2. A passive or active filter can be used to remove noise from the signal. The electrical noise can be 50 Hz that is a result of inadequate optical filtering of the light from the light fixtures in the room, d.c. that is a result of sunlight reaching the optical sensor, and RF noise picked up from the wires in your circuit. Determine the likely range in frequencies of the pulses. The corner frequencies of your low-pass filter should be a factor of 10 smaller than the minimum frequency of the pulses and the corner frequency of your high-pass filter should be a factor of 10 higher than the maximum of the pulses. Record these corner frequencies in your notebook and the range in pulses that you expect to measure.

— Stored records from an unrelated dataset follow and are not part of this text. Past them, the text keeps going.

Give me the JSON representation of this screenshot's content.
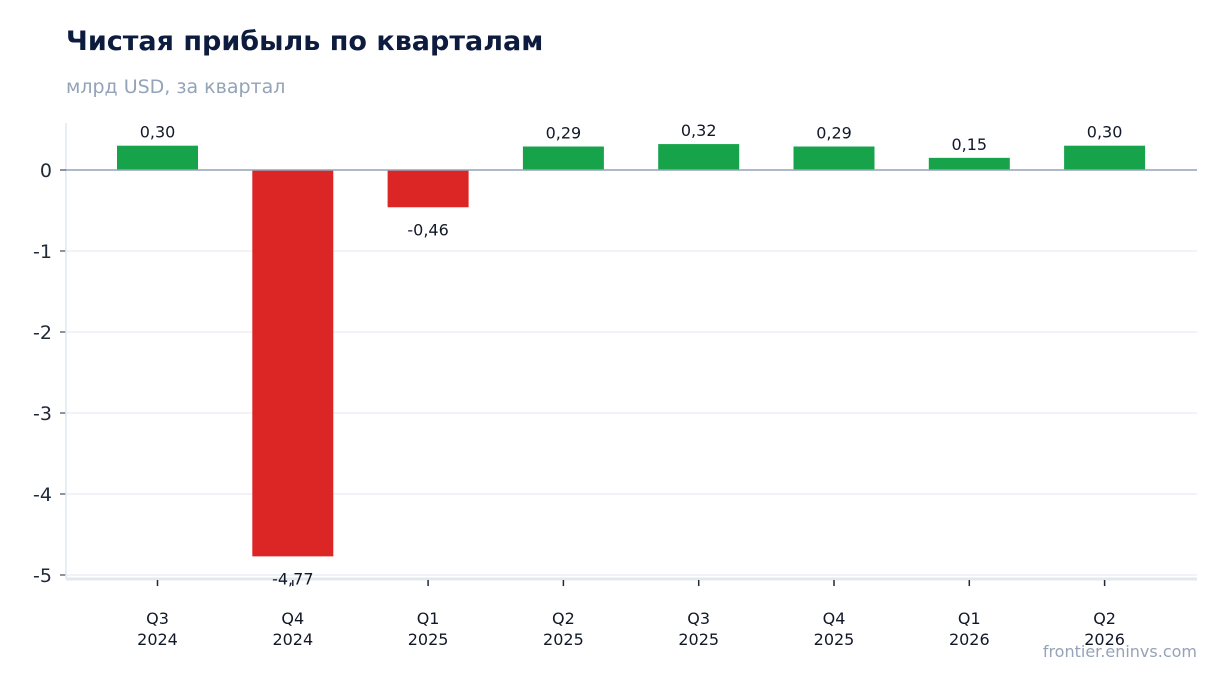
{
  "header": {
    "title": "Чистая прибыль по кварталам",
    "subtitle": "млрд USD, за квартал"
  },
  "footer": {
    "source": "frontier.eninvs.com"
  },
  "colors": {
    "positive": "#16a34a",
    "negative": "#dc2626",
    "grid": "#e2e8f0",
    "zero_line": "#94a3b8"
  },
  "chart_data": {
    "type": "bar",
    "title": "Чистая прибыль по кварталам",
    "subtitle": "млрд USD, за квартал",
    "xlabel": "",
    "ylabel": "",
    "categories": [
      [
        "Q3",
        "2024"
      ],
      [
        "Q4",
        "2024"
      ],
      [
        "Q1",
        "2025"
      ],
      [
        "Q2",
        "2025"
      ],
      [
        "Q3",
        "2025"
      ],
      [
        "Q4",
        "2025"
      ],
      [
        "Q1",
        "2026"
      ],
      [
        "Q2",
        "2026"
      ]
    ],
    "values": [
      0.3,
      -4.77,
      -0.46,
      0.29,
      0.32,
      0.29,
      0.15,
      0.3
    ],
    "value_labels": [
      "0,30",
      "-4,77",
      "-0,46",
      "0,29",
      "0,32",
      "0,29",
      "0,15",
      "0,30"
    ],
    "yticks": [
      0,
      -1,
      -2,
      -3,
      -4,
      -5
    ],
    "ylim": [
      -5.05,
      0.58
    ],
    "grid": true,
    "legend": "none"
  }
}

3. Choose the resistors and capacitors for the amplification and filtering. Selecting these components can be a bit circular – the value of each component can depend on the other components in the circuit. However, I suggest you do the following:

a. Determine the ratio of the input and feedback resistors in the amplifier. b. Design the input filter (high pass). You need to think of the corner frequency you want for this filter and then, using the formula, determine the C and R values. HOWEVER, the challenge is that the R has not to be too big because the other resistor has to be so many times larger. The smaller the R is the larger the C has to be and large capacitors are annoyingly clumsy.

c. Design the low pass filter. The input resistor determines the feedback resistor via the required gain. The C value for the capacitor can then now be calculated once you have decided on the corner frequency.

d. Determine the reference voltage for the positive input terminal for the op amp. This helps limit the number of false pulses that will be measured. This is simple – a voltage divider with two resistors where the voltage supply is 3.3 V. The values of the resistor are not critical, but they should not allow too much current to pass (a waste). However, they cannot be too big or the current that flows into the operational amplifier (ideally 0 mA, but nothing is ideal) will affect the voltage at positive input terminal of the operational amplifier. To determine what is too big, find the value of the differential input resistance of the operational amplifier. Also note that there is noise generated by the resistors themselves, which increases as the value of the resistor increases, known as thermal or Johnson noise.

e. You also need to add in the bypass capacitor to prevent noise from the voltage supply from affecting the output of the operational amplifier. This should be biggish, say 0.1uF, or 1uF. It can be a polarised electrolytic capacitor if you want biggest values.

f. Simulate the operation of the amplifier. Verify that the gain and corner frequencies are as you had expected.

g. You will likely have to go round your design cycle several times to settle on values. Record all attempts in your notebook – the calculations along with the results from the simulation.

4. Once done, use the prototype board and wire your circuit up. Test your design using a known time-varying signal input and the oscilloscope to compare the input signal with the output of your amplifier and filter. Record the operation in your notebook.

5. Once your amp is running as designed, connect the optical sensor’s output as the input signal to the amplifier and filter circuit. Collect images from the oscilloscope of your pulse as measured by the optical sensor and then filtered and amplified.